Objection 2: Further, the more hurtful a sin is, the worse it would seem to be; since, according to Augustine (Enchiridion xii), "a thing is said to be evil because it hurts." Now anger is most hurtful, because it deprives man of his reason, whereby he is master of himself; for Chrysostom says (Hom. xlviii in Joan.) that "anger differs in no way from madness; it is a demon while it lasts, indeed more troublesome than one harassed by a demon." Therefore anger is the most grievous sin.

Objection 3: Further, inward movements are judged according to their outward effects. Now the effect of anger is murder, which is a most grievous sin. Therefore anger is a most grievous sin.

On the contrary, Anger is compared to hatred as the mote to the beam; for Augustine says in his Rule (Ep. ccxi): "Lest anger grow into hatred and a mote become a beam." Therefore anger is not the most grievous sin.

I answer that, As stated above (AA[1],2), the inordinateness of anger is considered in a twofold respect, namely with regard to an undue object, and with regard to an undue mode of being angry. As to the appetible object which it desires, anger would seem to be the least of sins, for anger desires the evil of punishment for some person, under the aspect of a good that is vengeance. Hence on the part of the evil which it desires the sin of anger agrees with those sins which desire the evil of our neighbor, such as envy and hatred; but while hatred desires absolutely another's evil as such, and the envious man desires another's evil through desire of his own glory, the angry man desires another's evil under the aspect of just revenge. Wherefore it is evident that hatred is more grievous than envy, and envy than anger: since it is worse to desire evil as an evil, than as a good; and to desire evil as an external good such as honor or glory, than under the aspect of the rectitude of justice. On the part of the good, under the aspect of which the angry man desires an evil, anger concurs with the sin of concupiscence that tends to a good. In this respect again, absolutely speaking. the sin of anger is apparently less grievous than that of concupiscence, according as the good of justice, which the angry man desires, is better than the pleasurable or useful good which is desired by the subject of concupiscence. Wherefore the Philosopher says (Ethic. vii, 4) that "the incontinent in desire is more disgraceful than the incontinent in anger."

On the other hand, as to the inordinateness which regards the mode of being angry, anger would seem to have a certain pre-eminence on account of the strength and quickness of its movement, according to Prov. 27:4, "Anger hath no mercy, nor fury when it breaketh forth: and who can bear the violence of one provoked?" Hence Gregory says (Moral. v, 45): "The heart goaded by the pricks of anger is convulsed, the body trembles, the tongue entangles itself, the face is inflamed, the eyes are enraged and fail utterly to recognize those whom we know: the tongue makes sounds indeed, but there is no sense in its utterance."

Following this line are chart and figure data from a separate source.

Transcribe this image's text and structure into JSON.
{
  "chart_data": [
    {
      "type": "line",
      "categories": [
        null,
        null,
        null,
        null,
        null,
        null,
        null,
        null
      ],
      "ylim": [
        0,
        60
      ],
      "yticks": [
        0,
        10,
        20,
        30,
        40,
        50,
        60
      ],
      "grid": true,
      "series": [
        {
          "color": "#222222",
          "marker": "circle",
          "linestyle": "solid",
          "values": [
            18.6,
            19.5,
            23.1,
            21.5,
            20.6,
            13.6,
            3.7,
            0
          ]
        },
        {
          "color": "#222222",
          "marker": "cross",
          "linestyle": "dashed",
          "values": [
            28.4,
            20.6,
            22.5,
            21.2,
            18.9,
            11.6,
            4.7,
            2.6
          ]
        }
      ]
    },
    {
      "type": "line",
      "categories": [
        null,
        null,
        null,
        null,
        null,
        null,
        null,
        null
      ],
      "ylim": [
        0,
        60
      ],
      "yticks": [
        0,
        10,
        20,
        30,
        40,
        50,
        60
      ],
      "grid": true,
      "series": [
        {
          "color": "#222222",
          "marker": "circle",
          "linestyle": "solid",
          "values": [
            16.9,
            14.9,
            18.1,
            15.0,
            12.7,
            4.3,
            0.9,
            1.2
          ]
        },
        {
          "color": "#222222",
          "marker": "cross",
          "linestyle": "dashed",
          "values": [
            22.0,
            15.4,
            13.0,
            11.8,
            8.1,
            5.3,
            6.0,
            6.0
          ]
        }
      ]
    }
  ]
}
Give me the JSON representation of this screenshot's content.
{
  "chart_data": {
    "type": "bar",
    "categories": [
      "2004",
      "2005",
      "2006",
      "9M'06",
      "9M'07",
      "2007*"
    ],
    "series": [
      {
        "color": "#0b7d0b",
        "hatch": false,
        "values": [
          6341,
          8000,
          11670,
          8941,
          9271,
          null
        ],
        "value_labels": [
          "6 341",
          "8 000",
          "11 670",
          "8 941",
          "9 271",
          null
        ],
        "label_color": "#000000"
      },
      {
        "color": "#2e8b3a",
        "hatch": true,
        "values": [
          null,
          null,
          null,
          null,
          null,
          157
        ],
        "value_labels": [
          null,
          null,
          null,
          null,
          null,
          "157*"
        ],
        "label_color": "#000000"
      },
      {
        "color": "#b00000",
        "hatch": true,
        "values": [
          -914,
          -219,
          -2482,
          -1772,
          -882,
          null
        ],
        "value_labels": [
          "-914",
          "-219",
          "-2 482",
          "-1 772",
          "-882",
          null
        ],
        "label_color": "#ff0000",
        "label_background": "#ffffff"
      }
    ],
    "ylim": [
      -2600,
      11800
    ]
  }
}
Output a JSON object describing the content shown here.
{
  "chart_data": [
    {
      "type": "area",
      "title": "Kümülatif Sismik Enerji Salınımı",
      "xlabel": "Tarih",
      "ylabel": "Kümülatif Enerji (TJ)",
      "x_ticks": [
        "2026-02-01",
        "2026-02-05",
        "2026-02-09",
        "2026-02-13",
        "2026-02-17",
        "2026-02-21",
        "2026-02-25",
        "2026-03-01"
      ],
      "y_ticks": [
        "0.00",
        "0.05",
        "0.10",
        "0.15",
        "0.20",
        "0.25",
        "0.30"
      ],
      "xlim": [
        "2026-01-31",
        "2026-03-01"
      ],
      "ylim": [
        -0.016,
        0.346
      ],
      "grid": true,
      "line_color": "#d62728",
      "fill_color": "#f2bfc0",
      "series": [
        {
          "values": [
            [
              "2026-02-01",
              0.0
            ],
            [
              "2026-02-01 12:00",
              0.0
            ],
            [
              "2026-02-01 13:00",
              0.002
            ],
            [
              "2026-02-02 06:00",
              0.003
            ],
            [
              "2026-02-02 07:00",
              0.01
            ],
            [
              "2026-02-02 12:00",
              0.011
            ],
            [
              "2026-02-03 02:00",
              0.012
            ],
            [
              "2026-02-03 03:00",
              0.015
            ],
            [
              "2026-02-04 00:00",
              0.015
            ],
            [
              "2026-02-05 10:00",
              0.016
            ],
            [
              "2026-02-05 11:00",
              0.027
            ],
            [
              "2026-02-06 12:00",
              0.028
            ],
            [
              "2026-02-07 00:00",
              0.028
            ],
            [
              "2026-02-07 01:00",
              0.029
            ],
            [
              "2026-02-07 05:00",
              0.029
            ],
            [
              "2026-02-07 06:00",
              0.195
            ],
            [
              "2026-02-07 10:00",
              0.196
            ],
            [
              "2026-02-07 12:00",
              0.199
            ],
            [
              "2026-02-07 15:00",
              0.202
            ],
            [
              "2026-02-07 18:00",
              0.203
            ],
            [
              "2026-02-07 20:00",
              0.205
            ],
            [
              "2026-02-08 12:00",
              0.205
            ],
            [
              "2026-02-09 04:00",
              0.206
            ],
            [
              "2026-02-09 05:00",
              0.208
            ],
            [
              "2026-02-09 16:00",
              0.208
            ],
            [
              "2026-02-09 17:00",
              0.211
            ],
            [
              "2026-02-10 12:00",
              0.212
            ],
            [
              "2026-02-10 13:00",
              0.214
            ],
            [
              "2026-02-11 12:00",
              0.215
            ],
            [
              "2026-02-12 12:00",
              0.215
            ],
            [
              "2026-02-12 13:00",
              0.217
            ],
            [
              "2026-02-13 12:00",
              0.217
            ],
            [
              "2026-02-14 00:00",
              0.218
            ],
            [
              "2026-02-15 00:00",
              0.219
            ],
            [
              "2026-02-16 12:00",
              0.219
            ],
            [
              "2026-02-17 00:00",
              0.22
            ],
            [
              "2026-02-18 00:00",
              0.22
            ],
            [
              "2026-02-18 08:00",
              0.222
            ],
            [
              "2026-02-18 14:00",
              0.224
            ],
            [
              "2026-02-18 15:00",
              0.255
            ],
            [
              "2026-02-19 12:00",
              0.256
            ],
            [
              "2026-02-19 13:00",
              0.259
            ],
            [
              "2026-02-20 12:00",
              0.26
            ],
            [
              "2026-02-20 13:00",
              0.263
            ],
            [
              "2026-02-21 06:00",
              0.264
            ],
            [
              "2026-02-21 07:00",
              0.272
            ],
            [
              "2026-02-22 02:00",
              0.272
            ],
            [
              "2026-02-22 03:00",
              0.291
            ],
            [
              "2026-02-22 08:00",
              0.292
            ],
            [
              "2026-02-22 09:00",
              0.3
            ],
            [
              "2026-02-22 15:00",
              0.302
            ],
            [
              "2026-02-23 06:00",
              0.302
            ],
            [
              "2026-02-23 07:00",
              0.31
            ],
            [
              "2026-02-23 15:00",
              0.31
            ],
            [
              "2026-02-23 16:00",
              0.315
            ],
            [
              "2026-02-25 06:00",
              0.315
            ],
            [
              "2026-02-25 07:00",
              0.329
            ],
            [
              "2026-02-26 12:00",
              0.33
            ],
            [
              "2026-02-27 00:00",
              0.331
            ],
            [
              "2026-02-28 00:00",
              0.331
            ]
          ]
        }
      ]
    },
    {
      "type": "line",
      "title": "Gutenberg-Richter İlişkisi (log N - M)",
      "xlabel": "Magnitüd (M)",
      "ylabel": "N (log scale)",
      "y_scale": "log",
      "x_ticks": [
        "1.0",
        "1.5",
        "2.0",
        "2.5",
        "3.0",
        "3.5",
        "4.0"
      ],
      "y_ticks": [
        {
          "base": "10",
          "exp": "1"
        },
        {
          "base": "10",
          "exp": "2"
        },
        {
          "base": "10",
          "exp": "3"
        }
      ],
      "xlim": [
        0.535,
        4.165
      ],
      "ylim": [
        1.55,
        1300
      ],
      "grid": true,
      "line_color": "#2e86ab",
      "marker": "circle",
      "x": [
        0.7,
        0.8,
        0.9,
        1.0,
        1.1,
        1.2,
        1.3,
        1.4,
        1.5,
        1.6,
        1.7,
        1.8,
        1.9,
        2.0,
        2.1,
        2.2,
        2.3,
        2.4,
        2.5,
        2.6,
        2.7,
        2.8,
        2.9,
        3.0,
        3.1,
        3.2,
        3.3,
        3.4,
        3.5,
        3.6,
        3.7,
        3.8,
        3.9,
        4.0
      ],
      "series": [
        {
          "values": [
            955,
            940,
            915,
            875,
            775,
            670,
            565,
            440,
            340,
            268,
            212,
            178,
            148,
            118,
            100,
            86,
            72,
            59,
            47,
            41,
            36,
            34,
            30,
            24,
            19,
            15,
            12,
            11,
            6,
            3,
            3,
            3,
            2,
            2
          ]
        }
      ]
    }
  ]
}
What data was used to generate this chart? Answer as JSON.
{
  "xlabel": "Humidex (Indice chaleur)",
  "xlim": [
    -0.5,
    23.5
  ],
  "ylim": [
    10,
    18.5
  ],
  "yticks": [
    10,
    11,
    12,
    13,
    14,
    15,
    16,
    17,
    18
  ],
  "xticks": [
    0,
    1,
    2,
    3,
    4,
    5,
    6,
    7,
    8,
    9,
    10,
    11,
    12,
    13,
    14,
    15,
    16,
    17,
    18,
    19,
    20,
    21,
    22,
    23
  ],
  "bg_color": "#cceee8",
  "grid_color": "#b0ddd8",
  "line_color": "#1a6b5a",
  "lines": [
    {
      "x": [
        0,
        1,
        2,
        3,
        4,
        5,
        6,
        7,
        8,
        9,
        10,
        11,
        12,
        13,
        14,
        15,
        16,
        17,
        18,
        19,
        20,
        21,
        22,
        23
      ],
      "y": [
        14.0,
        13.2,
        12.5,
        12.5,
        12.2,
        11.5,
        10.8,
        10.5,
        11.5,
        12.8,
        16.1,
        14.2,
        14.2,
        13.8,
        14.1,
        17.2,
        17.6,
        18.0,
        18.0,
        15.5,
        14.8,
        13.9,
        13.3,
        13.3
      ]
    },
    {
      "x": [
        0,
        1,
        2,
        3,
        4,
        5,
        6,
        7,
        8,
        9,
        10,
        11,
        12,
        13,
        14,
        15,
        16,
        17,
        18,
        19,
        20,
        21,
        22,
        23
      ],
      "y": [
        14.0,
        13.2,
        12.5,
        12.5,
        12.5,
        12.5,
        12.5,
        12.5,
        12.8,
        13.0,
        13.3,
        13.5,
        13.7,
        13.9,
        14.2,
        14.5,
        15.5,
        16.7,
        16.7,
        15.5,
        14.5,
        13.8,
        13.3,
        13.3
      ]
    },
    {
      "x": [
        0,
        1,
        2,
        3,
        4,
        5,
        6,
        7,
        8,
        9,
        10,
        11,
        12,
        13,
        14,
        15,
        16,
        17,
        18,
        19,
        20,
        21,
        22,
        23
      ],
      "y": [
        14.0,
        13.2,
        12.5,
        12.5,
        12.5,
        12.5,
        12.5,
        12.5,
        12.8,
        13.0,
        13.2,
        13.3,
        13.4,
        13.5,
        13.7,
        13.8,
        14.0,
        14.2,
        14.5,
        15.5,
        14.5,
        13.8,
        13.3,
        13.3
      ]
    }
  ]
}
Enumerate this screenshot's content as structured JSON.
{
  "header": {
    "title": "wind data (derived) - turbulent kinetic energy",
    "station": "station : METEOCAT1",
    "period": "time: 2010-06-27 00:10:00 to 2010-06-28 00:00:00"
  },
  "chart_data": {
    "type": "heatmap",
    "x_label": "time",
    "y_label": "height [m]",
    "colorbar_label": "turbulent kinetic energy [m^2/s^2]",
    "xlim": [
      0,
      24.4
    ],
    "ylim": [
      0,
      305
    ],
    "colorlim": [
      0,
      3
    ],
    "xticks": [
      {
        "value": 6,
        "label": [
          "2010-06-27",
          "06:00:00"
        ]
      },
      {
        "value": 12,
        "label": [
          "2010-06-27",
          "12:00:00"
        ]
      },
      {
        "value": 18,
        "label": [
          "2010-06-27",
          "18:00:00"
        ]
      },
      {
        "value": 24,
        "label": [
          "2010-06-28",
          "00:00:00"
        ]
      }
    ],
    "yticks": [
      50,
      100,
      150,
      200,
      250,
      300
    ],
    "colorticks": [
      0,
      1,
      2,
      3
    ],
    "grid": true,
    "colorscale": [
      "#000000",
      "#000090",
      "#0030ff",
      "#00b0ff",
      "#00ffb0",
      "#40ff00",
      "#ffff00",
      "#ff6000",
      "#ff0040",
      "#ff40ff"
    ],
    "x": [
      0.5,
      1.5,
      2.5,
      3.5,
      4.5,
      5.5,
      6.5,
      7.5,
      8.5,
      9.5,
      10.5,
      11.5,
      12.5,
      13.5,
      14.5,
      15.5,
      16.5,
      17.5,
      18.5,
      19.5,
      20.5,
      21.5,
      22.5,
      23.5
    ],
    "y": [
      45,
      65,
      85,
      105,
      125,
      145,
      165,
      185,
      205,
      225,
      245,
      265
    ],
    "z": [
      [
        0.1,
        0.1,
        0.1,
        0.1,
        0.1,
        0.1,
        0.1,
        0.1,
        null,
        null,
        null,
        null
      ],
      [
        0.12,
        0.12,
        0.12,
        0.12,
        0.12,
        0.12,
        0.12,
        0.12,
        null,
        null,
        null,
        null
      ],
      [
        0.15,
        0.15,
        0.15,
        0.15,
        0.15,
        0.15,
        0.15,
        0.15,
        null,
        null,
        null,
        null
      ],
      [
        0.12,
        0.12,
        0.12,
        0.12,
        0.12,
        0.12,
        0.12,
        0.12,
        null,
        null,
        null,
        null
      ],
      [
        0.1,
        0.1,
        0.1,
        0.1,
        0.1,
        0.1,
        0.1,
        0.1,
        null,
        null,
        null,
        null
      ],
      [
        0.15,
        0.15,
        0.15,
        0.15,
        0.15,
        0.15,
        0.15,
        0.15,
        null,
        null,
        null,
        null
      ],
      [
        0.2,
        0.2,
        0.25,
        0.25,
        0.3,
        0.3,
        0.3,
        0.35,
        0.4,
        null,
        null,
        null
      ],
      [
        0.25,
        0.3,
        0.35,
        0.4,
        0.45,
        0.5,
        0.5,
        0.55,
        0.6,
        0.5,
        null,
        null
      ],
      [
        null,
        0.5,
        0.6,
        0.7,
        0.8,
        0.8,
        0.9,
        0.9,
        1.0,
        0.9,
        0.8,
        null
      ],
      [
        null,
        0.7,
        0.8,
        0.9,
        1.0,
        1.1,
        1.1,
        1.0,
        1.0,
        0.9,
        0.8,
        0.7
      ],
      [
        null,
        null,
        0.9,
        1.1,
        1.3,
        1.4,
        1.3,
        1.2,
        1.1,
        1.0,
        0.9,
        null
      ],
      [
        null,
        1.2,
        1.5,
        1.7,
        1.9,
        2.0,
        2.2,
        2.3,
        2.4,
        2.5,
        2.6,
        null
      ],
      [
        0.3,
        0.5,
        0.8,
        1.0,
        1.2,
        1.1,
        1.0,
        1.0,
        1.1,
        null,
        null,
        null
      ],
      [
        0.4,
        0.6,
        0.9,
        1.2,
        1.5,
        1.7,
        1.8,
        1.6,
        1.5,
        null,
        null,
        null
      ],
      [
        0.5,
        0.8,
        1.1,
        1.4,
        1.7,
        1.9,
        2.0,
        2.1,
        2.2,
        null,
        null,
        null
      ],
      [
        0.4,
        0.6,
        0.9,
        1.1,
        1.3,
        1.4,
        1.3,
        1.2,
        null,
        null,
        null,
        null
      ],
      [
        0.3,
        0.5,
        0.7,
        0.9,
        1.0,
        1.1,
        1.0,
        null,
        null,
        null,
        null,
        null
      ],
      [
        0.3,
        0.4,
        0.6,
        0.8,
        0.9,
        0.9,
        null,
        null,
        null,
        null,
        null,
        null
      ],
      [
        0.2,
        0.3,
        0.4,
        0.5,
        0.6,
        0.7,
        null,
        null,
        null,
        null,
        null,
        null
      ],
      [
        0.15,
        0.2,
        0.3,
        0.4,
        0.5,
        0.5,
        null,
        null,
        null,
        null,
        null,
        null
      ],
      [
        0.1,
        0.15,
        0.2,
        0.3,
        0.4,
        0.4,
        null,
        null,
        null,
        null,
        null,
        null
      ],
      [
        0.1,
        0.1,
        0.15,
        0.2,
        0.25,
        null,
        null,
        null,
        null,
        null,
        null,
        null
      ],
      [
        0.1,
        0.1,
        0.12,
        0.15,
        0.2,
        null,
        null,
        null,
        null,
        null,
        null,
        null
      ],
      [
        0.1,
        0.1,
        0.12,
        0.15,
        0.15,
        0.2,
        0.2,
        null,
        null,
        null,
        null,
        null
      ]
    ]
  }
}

Reply to Objection 1: Chrysostom is alluding to the repulsiveness of the outward gestures which result from the impetuousness of anger.

Reply to Objection 2: This argument considers the inordinate movement of anger, that results from its impetuousness, as stated above.

Reply to Objection 3: Murder results from hatred and envy no less than from anger: yet anger is less grievous, inasmuch as it considers the aspect of justice, as stated above.